Question 4: What do you use your mobile device for?
Over 92% of respondents are using their mobile device to do work-related tasks: checklists, data entry (either manual or via barcoding), on-call notifications and dashboards. Interestingly, checklists and data entry are responsible for more than 50% of the mobile usage.
This answer fits again what we are seeing from customers and prospects: the need to standardize the way their workforce engages in tasks, making sure they are clear, distributed to the right workers, and then completed in a timely manner.
Question 5: Does your company have a Continuous Improvement, Digital Transformation or Industry 4.0 initiative?

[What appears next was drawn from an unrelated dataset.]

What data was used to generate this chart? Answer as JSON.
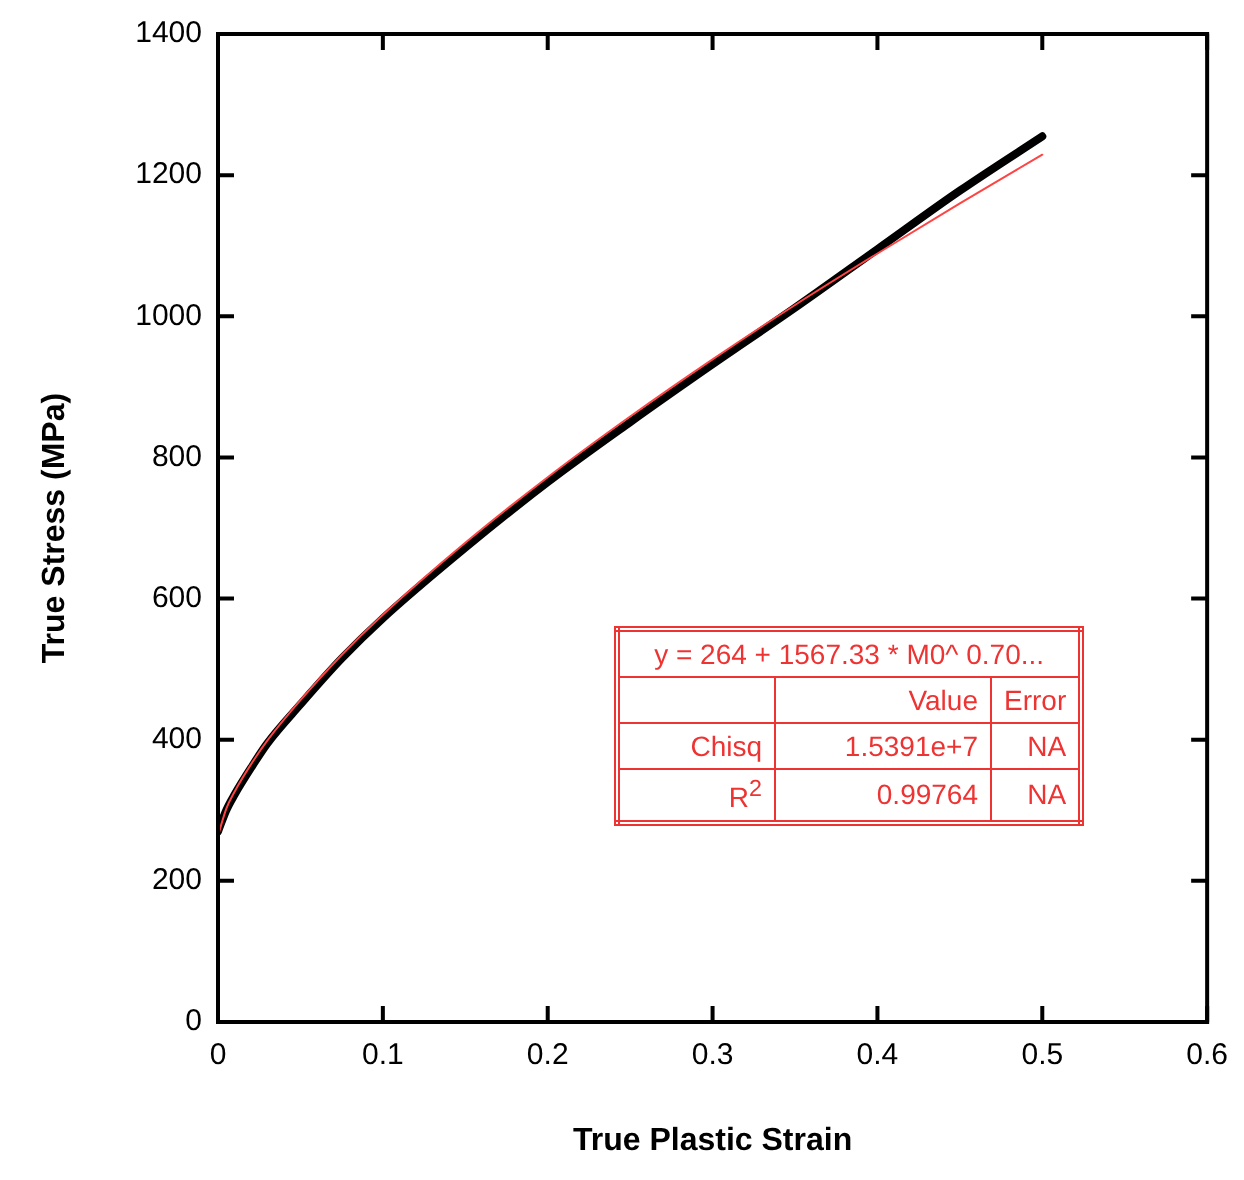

We allowed multiple choices here, so we see that 77% of respondents have some CI/DT initiative in place. Continuous improvement counts for more than 50% of all initiatives while Industry 4.0 and Digital Transformation account for another 50% of all responses.
Question 6: If yes to Question 5 (above), how much time per day do you spend on these activities?
Not surprisingly, employee time is closely split on the amount of time spent on CI/DX activities at 54% (less than one hour a day) and 45% (more than one hour/day).
31% of respondents spend one to three hours (or almost a third of their day dedicated to CI/DX activities).
With employees dedicating 30% or more to critical activities such as CI, it makes sense that they would turn to automating their tasks and enabling with mobile. This has always been Webalo's focus, providing that unified productivity platform for the frontline workers--and their management.
Question 7 has to do with legacy software applications. How many enterprise or industrial applications do you need to access with on a daily basis in order to do your job?
50% of respondents access more than 3 applications a day to get their job done.
It is not unusual that most workers are dealing with more than 3 applications a day in order to do their job. If you take a typical 'day in the life' of a frontline worker, they may need to access the ERP (like SAP) to get their new schedules, work orders or work instructions; MES to get the bills of material, specific operator instructions for the lot, and an EAM (asset management) for the scheduled maintenance instructions. Many of these applications may not integrate with one another, so task acknowledgement and completions may all be done with paper--increasing inefficiencies, waste and time.
Question 8: Would it be helpful for you to be able to interact with all of these enterprise and industrial applications through one interface on your preferred device?
84% of respondents say they would prefer a single method of interacting with these multiple apps on their device.
And since 70% use mobile, we can say these apps would be most effectively delivered on mobile.